Perhaps he would dismiss such people as hopelessly optimistic dupes if they plan to vote Conservative. But that would only show the extent to which Hitchens' own broader political outlook - which I'm sure millions will share - has to him become subordinate to his (anti-)partisan preferences.
There's nothing stopping people valuing what Hitchens says when he writes about poverty, about family life, marriage, divorce and decency and being sceptical when he turns his attention to the Tory Party - indeed, I recommend such an approach. But I wonder if we wouldn't all be wiser and better informed if he wrote more of the former and less of the latter.
I also wonder if this anger at the Conservative Party isn't preventing him from acknowledging even substantial - if partial - political victories. Peter Hitchens has been writing about Britain's broken society for over a decade, pointing to the way in which Roy Jenkins liberalism has led to the misery and demoralisation of so many, with grave consequences for us all. For most of this period, Hitchens' views were ignored or ridiculed. Look at the many scathing reviews when his masterful book The Abolition of Britain was released eight years ago to see how such arguments were generally treated until very recently.
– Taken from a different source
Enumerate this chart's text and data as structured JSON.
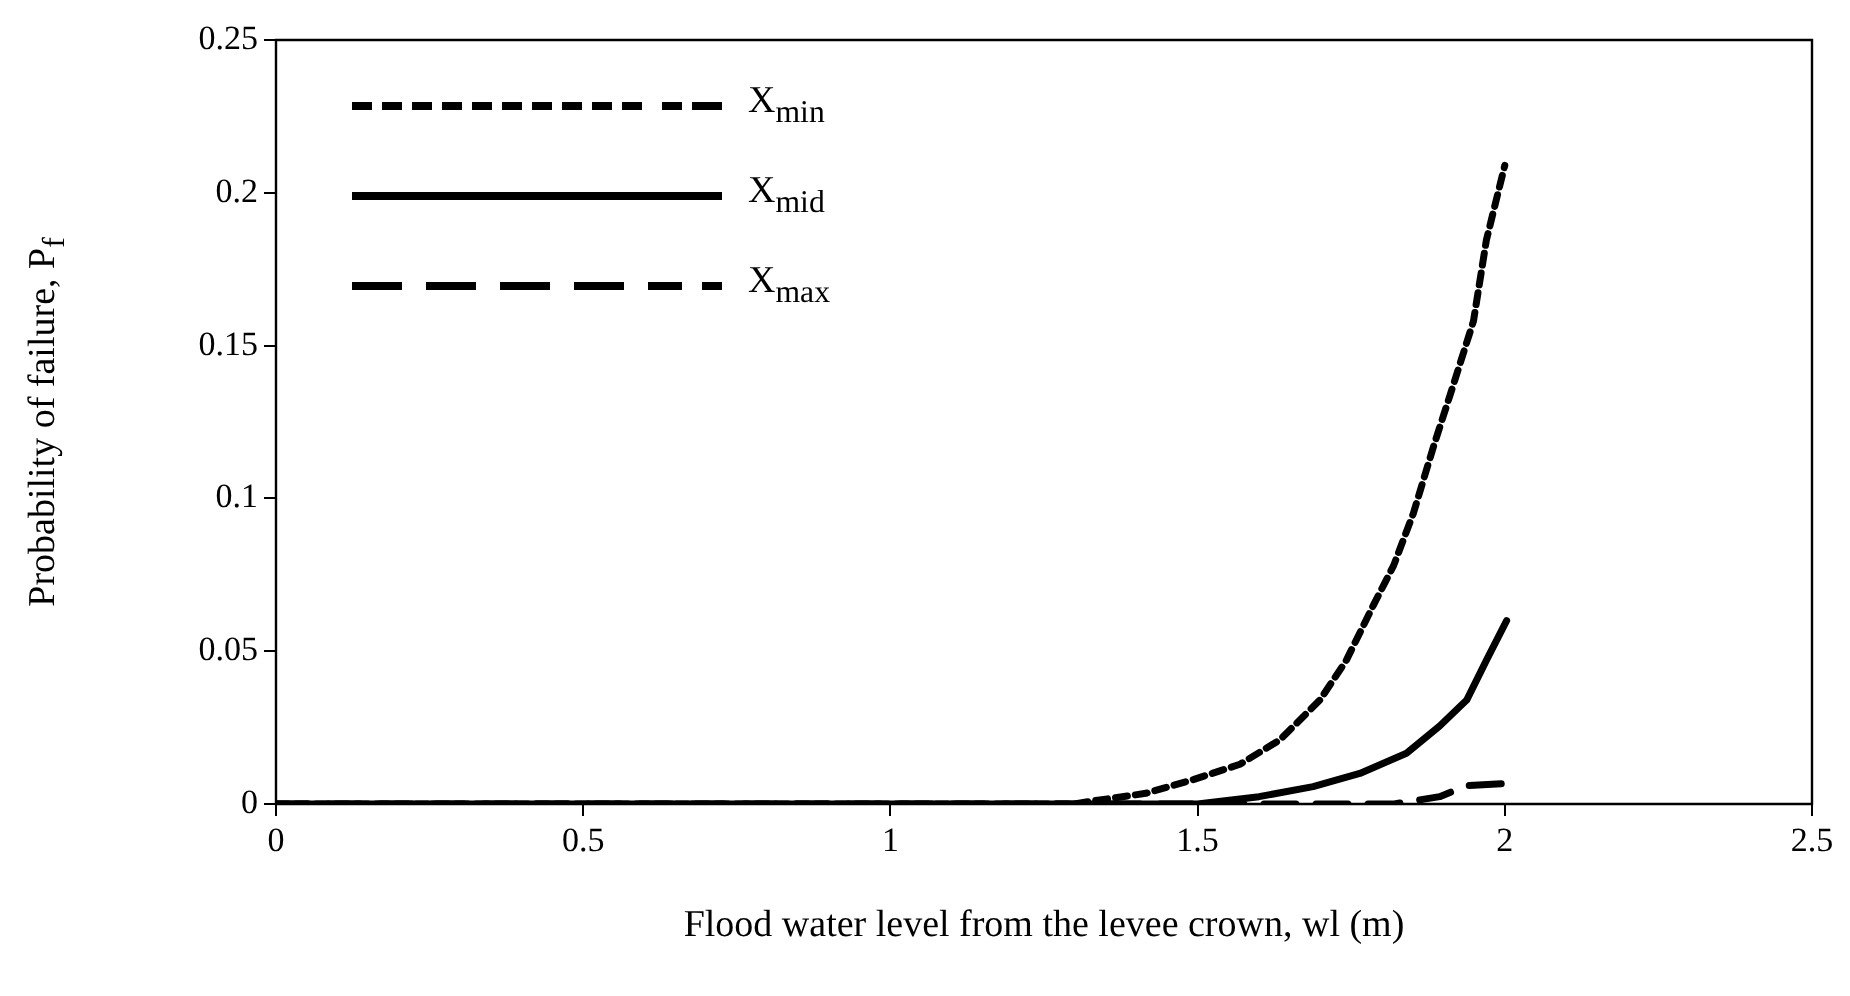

If he felt so inclined, Hitchens could claim quite truthfully that much of what Iain Duncan Smith and David Cameron are now saying, he was writing about years earlier. Instead, he remains preoccupied with a quite common media narrative of the Conservative leader as a member of a trendy Notting Hill liberal elite, either oblivious to this country's social breakdown or positively lauding it. Such a view is not exactly absurd, as some in the party (George Osborne called them 'ubermodernisers') really do advocate this kind of deference to 'enlightened' liberal opinion.
Certainly many in these enlightened liberal circles would like to believe it, too - how flattering to them and to their views if the Conservatives became popular only by adopting them. The perceptive Labour blogger Hopi Sen has noted the tendency of some journalists to be so preoccupied with the notion that Cameron has repositioned the Conservative Party that they continue to filter out evidence of the party sticking to positions it has held in the past. Even those who don't filter it out tend to report it in a spirit of bafflement. Hence these "Cameron would have us believe the Tories have changed, but look at ...." pieces one sees in the left-wing press and blogs that go on to describe some orthodox conservative policy or other as weirdly incongruous with their notion of Cameron as some kind of Howard Marks or Peter Tatchell figure - though one a bit ill-disposed towards the EU and state spending.
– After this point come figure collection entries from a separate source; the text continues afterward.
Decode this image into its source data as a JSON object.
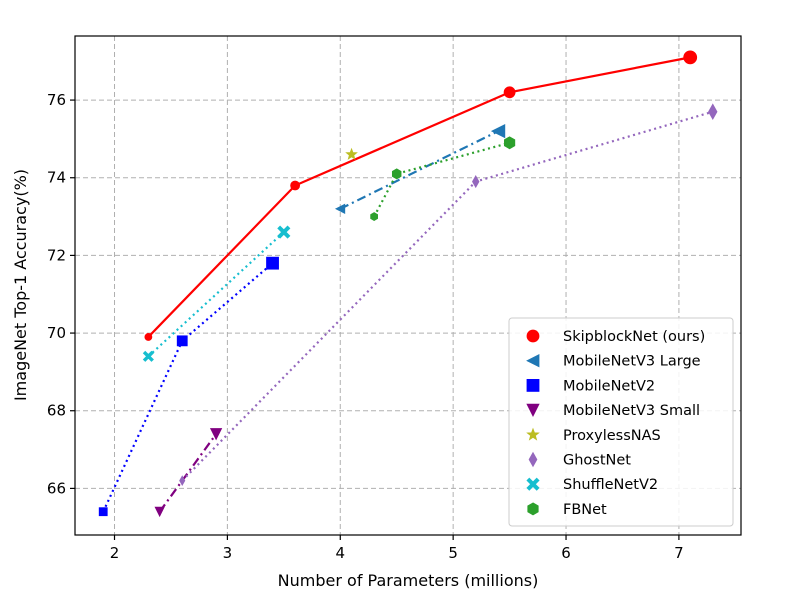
{
  "chart_data": {
    "type": "line",
    "xlabel": "Number of Parameters (millions)",
    "ylabel": "ImageNet Top-1 Accuracy(%)",
    "xlim": [
      1.65,
      7.55
    ],
    "ylim": [
      64.8,
      77.65
    ],
    "xticks": [
      2,
      3,
      4,
      5,
      6,
      7
    ],
    "yticks": [
      66,
      68,
      70,
      72,
      74,
      76
    ],
    "grid": true,
    "legend_position": "lower-right",
    "series": [
      {
        "name": "SkipblockNet (ours)",
        "color": "#ff0000",
        "marker": "circle",
        "linestyle": "solid",
        "x": [
          2.3,
          3.6,
          5.5,
          7.1
        ],
        "y": [
          69.9,
          73.8,
          76.2,
          77.1
        ],
        "sizes": [
          7,
          9,
          11,
          13
        ]
      },
      {
        "name": "MobileNetV3 Large",
        "color": "#1f77b4",
        "marker": "triangle-left",
        "linestyle": "dashdot",
        "x": [
          4.0,
          5.4
        ],
        "y": [
          73.2,
          75.2
        ],
        "sizes": [
          9,
          13
        ]
      },
      {
        "name": "MobileNetV2",
        "color": "#0000ff",
        "marker": "square",
        "linestyle": "dotted",
        "x": [
          1.9,
          2.6,
          3.4
        ],
        "y": [
          65.4,
          69.8,
          71.8
        ],
        "sizes": [
          8,
          10,
          12
        ]
      },
      {
        "name": "MobileNetV3 Small",
        "color": "#800080",
        "marker": "triangle-down",
        "linestyle": "dashdot",
        "x": [
          2.4,
          2.9
        ],
        "y": [
          65.4,
          67.4
        ],
        "sizes": [
          9,
          11
        ]
      },
      {
        "name": "ProxylessNAS",
        "color": "#bcbd22",
        "marker": "star",
        "linestyle": "none",
        "x": [
          4.1
        ],
        "y": [
          74.6
        ],
        "sizes": [
          11
        ]
      },
      {
        "name": "GhostNet",
        "color": "#9467bd",
        "marker": "diamond",
        "linestyle": "dotted",
        "x": [
          2.6,
          5.2,
          7.3
        ],
        "y": [
          66.2,
          73.9,
          75.7
        ],
        "sizes": [
          8,
          10,
          13
        ]
      },
      {
        "name": "ShuffleNetV2",
        "color": "#17becf",
        "marker": "x",
        "linestyle": "dotted",
        "x": [
          2.3,
          3.5
        ],
        "y": [
          69.4,
          72.6
        ],
        "sizes": [
          10,
          12
        ]
      },
      {
        "name": "FBNet",
        "color": "#2ca02c",
        "marker": "hexagon",
        "linestyle": "dotted",
        "x": [
          4.3,
          4.5,
          5.5
        ],
        "y": [
          73.0,
          74.1,
          74.9
        ],
        "sizes": [
          8,
          10,
          12
        ]
      }
    ]
  }
}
I think I can see their logic: such a figure would of course be genuinely popular among liberal journalists in fashionable areas of London; to anyone who reads opinion polls, Cameron is very popular; therefore, either these people must (a) face up to the idea that their views aren't particularly widespread or (b) they must hail David Cameron as such a figure (or at least report that he is presenting himself as such and that is why he is doing well). It's only human nature for them to do the latter.
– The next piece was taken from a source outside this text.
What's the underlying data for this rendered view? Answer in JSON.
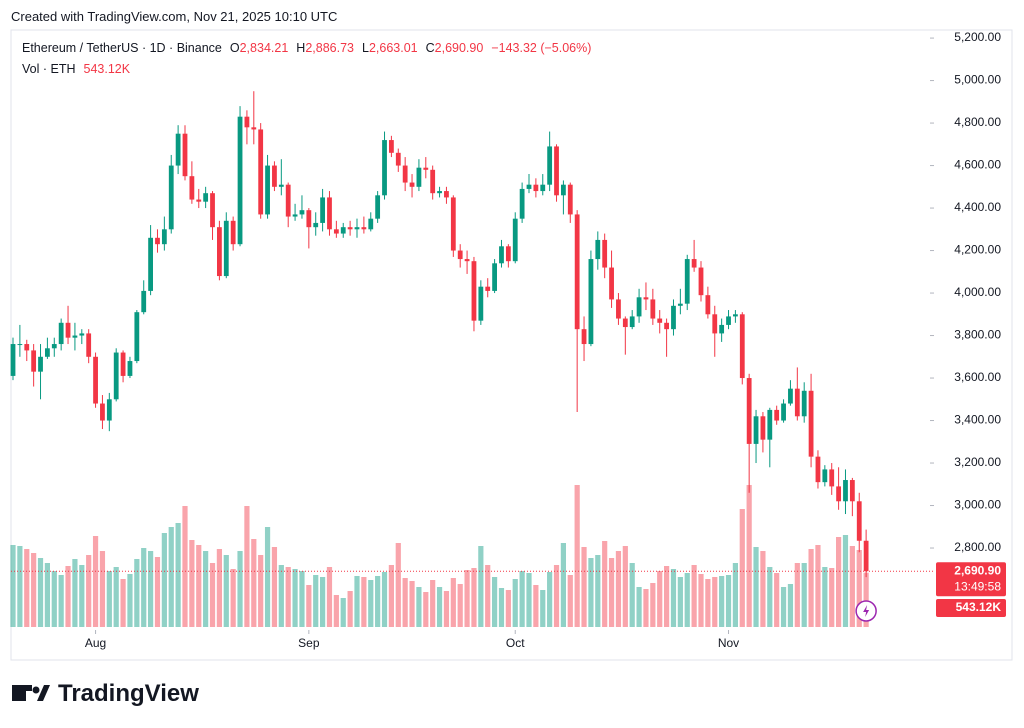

But quite why Peter Hitchens refuses to recognise a largely orthodox conservative when he sees one is another question. If he did acknowledge how much the Conservative Party is focused on the issues that have been closest to his heart for so long, he could still find fault with the remedies, and ask if the proposed policies are really commensurate with the scale of Britain's social problems. But having given up on the Tory Party years ago, Peter Hitchens' mind does indeed appear closed to the evidence within the party of how far his own views have come.